Besetzung: Charles Lloyd, Saxophones – Jason Moran, Piano
Rezension:
Charles Lloyd (*15. März 1938 in Memphis, Tennessee), der Mystiker des Jazz und der bekannteste Jazzsaxophonist neben Branford Marsalis, scheint sich in der Schweiz sehr wohl zu fühlen, kehrt er doch fast jährlich wieder. Pianist Jason Moran eröffnete das Set mit subtilen Klavierläufen, während Charles Lloyd entspannt sitzend, sich auf seinen Einsatz vorbereitete, vor ihm aufgereiht seine diversen Saxophone. Ob er die Töne mit dem Tenorsaxophon akzentuiert modelliert oder mit dem Alto sanft flüsternd streichelt, immer ist es dieser unverkennbare, einmalige Ansatz, der ihn zur Legende des Jazz gemacht hat und immer noch macht. Mit dem Pianisten Jason Moran stand ihm ein kongenialer, ebenbürtiger Partner zur Seite, der seinerseits, sich in sein Instrument förmlich hineinwühlend, starke Klangmomente auf die Bühne setzte, was dem deutlich älteren Lloyd sichtlich Vergnügen bereitete und ein sanftes Lächeln ins Gesicht zauberte. Die beiden spornten sich gegenseitig an, mal mit feingesponnenen lyrisch-poetischen Phrasen, mal auch wieder in peppig aufpeitschenden Passagen.
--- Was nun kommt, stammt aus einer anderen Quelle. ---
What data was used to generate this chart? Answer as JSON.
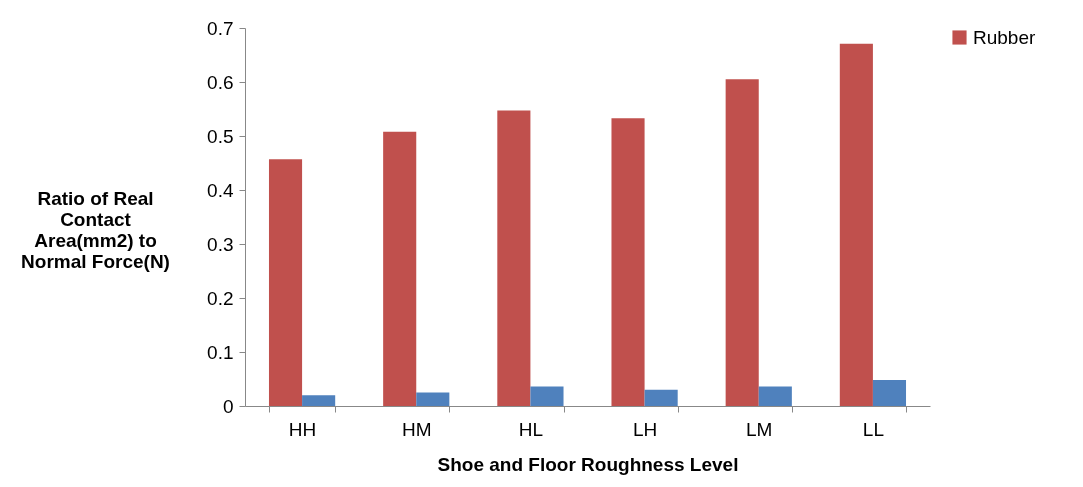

Des Öftern überliess Lloyd die Bühne ganz dem Tastenvirtuosen, der diesen Freiraum für sein eindrückliches Solo voller Spielfreude und Inspiration weidlich nutzte. Manchmal hatte man das Gefühl, dass sich Lloyd fast entschuldigend mit seinem Saxophon wieder ins Spiel einfügte, so, als wolle er den grandiosen Melodienzauber von Jason Moran keinesfalls stören. Das tat er natürlich überhaupt nicht, demonstrierte aber die Demut des Meisters vor solch grosser Kunst und bezeugte gleichzeitig die Achtung, die er seinem Bühnenpartner zollte. Besonders eindrucksvoll, dass er nie den Pianisten überspielte, sondern diesem den gleichen Spielraum, die gleichen Freiheiten einräumte, die er auch für sich in Anspruch nahm, was von grösstem Respekt zeugte. Die beiden Protagonisten bewegten sich auf höchstem musikalischem Niveau, spielten sich in andere Dimensionen, beeindruckten das Publikum mit ihrer totalen Präsenz, ohne laut oder schreierisch zu werden. Im Verlaufe dieser Phase setzte sich Lloyd neben Moran auf einen Klavierschemel, sie improvisierten vierhändig und Lloyd philosophierte dazu mit seiner sonoren, prägnanten Stimme, das Auditorium in nachdenklich-ehrfürchtige Stimmung versetzend. Darauf folgte wieder ein Teil mit schnelleren, rhythmischen Sequenzen, sich gar an den Swing annähernd, die das Publikum mitrissen. Das Auditorium feierte die beiden Ausnahmekönner mit stürmischem, langanhaltendem Applaus. Diese zeigten sich dafür noch mit ein paar Zugaben erkenntlich. Charles Lloyd, auch mit 78 Jahren noch modern, hellwach, neugierig und zeitlos inspirierend frisch.